As “Queendom” was filming in April 2021, Russia invaded Ukraine. Scenes from the film show Marvin taking part in anti-war protests, being arrested, and then summoned to court for evading the military draft. This marked a turning point for her. “I realized the heaviness of the situation. I didn’t want to be in jail, or participate in this war and kill other people. That was definitely not an option,” said Marvin, who cut contact with her grandparents during this time for their safety. In April 2022, Marvin moved to Paris. She has since been granted asylum and has built a life and community there, having walked in the recent Paris Fashion Week for Chinese label Windowsen.
While the film focuses on Marvin’s journey from Magadan to Moscow, and eventually Paris, she and Galdanova say that the broader issues the film raises are universal. “The film is really not about my own personal experience, or about me. It’s so much bigger: it’s about a whole spectrum of queer experience. It’s about the fact that a traumatized generation had to raise people like us, which was unbearably difficult,” says Marvin.
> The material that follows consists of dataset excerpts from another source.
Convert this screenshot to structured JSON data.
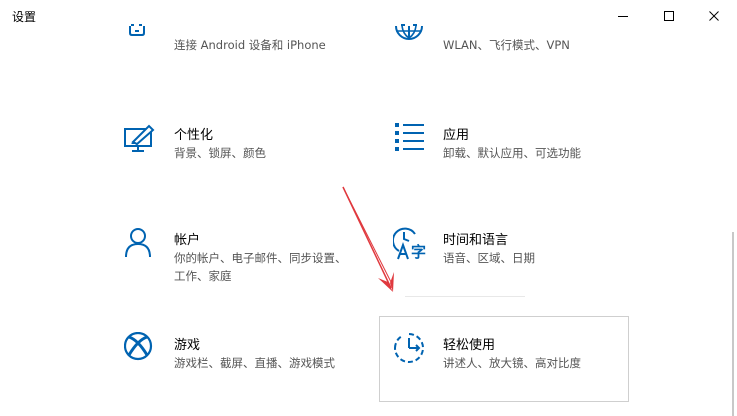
{
  "window": {
    "title": "设置"
  },
  "colors": {
    "accent": "#0063b1",
    "annotation_arrow": "#e0393e"
  },
  "tiles": [
    {
      "title": "",
      "desc": "连接 Android 设备和 iPhone",
      "icon": "phone-icon"
    },
    {
      "title": "",
      "desc": "WLAN、飞行模式、VPN",
      "icon": "globe-icon"
    },
    {
      "title": "个性化",
      "desc": "背景、锁屏、颜色",
      "icon": "personalization-icon"
    },
    {
      "title": "应用",
      "desc": "卸载、默认应用、可选功能",
      "icon": "apps-list-icon"
    },
    {
      "title": "帐户",
      "desc": "你的帐户、电子邮件、同步设置、工作、家庭",
      "icon": "person-icon"
    },
    {
      "title": "时间和语言",
      "desc": "语音、区域、日期",
      "icon": "time-language-icon"
    },
    {
      "title": "游戏",
      "desc": "游戏栏、截屏、直播、游戏模式",
      "icon": "xbox-icon"
    },
    {
      "title": "轻松使用",
      "desc": "讲述人、放大镜、高对比度",
      "icon": "ease-of-access-icon"
    }
  ]
}
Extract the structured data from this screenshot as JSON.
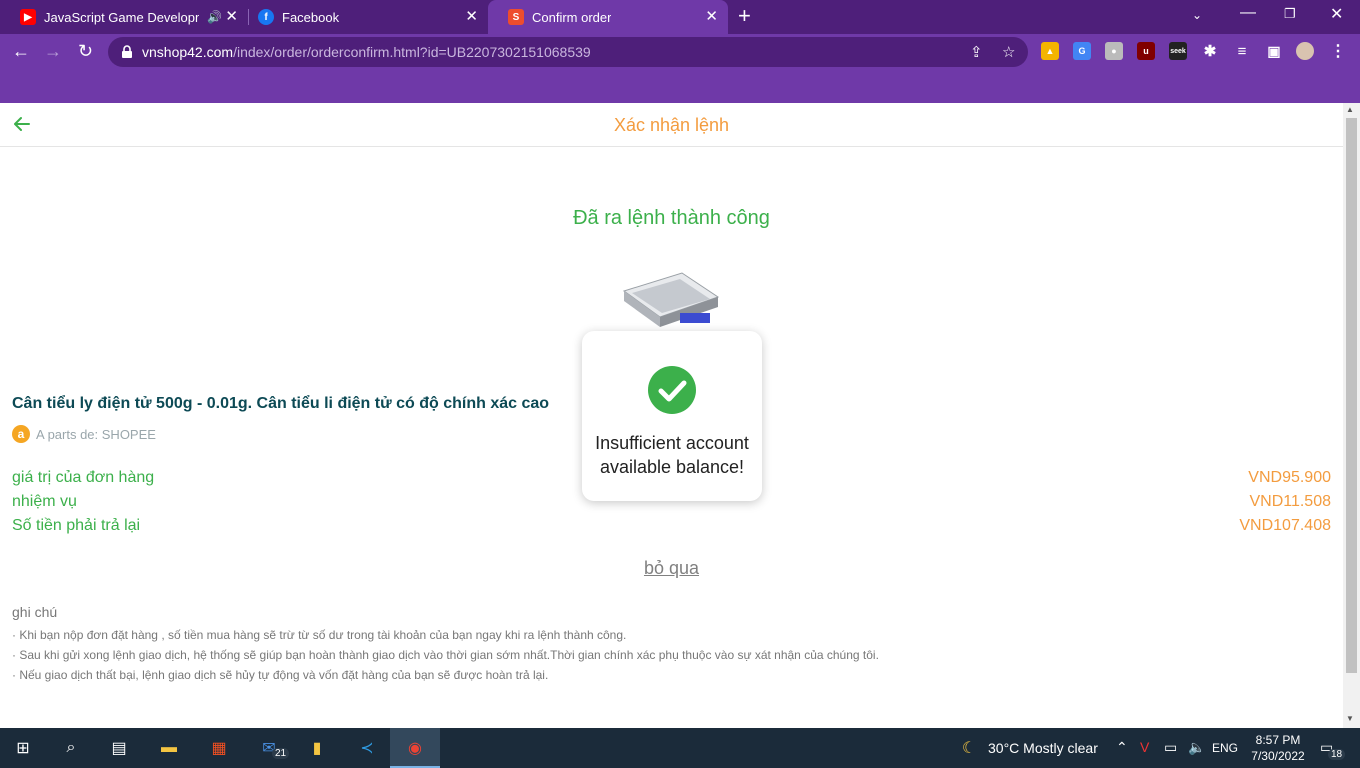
{
  "browser": {
    "tabs": [
      {
        "title": "JavaScript Game Developme",
        "favicon": "youtube-icon",
        "color": "#ff0000"
      },
      {
        "title": "Facebook",
        "favicon": "facebook-icon",
        "color": "#1877f2"
      },
      {
        "title": "Confirm order",
        "favicon": "shop-icon",
        "color": "#ee4d2d"
      }
    ],
    "url_host": "vnshop42.com",
    "url_path": "/index/order/orderconfirm.html?id=UB2207302151068539",
    "theme_color": "#6f39a8"
  },
  "page": {
    "header_title": "Xác nhận lệnh",
    "success_title": "Đã ra lệnh thành công",
    "product_name": "Cân tiểu ly điện tử 500g - 0.01g. Cân tiểu li điện tử có độ chính xác cao",
    "shop_label": "A parts de: SHOPEE",
    "summary": [
      {
        "label": "giá trị của đơn hàng",
        "value": "VND95.900"
      },
      {
        "label": "nhiệm vụ",
        "value": "VND11.508"
      },
      {
        "label": "Số tiền phải trả lại",
        "value": "VND107.408"
      }
    ],
    "skip_label": "bỏ qua",
    "notes_title": "ghi chú",
    "notes": [
      "· Khi bạn nộp đơn đặt hàng , số tiền mua hàng sẽ trừ từ số dư trong tài khoản của bạn ngay khi ra lệnh thành công.",
      "· Sau khi gửi xong lệnh giao dịch, hệ thống sẽ giúp bạn hoàn thành giao dịch vào thời gian sớm nhất.Thời gian chính xác phụ thuộc vào sự xát nhận của chúng tôi.",
      "· Nếu giao dịch thất bại, lệnh giao dịch sẽ hủy tự động và vốn đặt hàng của bạn sẽ được hoàn trả lại."
    ],
    "accent_green": "#3cb04b",
    "accent_orange": "#f39c3f"
  },
  "toast": {
    "message": "Insufficient account available balance!"
  },
  "taskbar": {
    "mail_badge": "21",
    "weather": "30°C  Mostly clear",
    "lang": "ENG",
    "time": "8:57 PM",
    "date": "7/30/2022",
    "notif_badge": "18"
  }
}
Galdanova, who had originally intended to make this film for a Russian audience, said her hope is that people outside the country will have greater awareness of the situation for Russia’s queer community. Marvin is reflective too of how the film shows the impact of anti-LGBTQ+ rhetoric and legislation on family members, including her own grandparents. “This film shows what it was like in the past, how it’s like now, and how it affects people who unfortunately have to flee the country. I see this film as a document and record of that time.”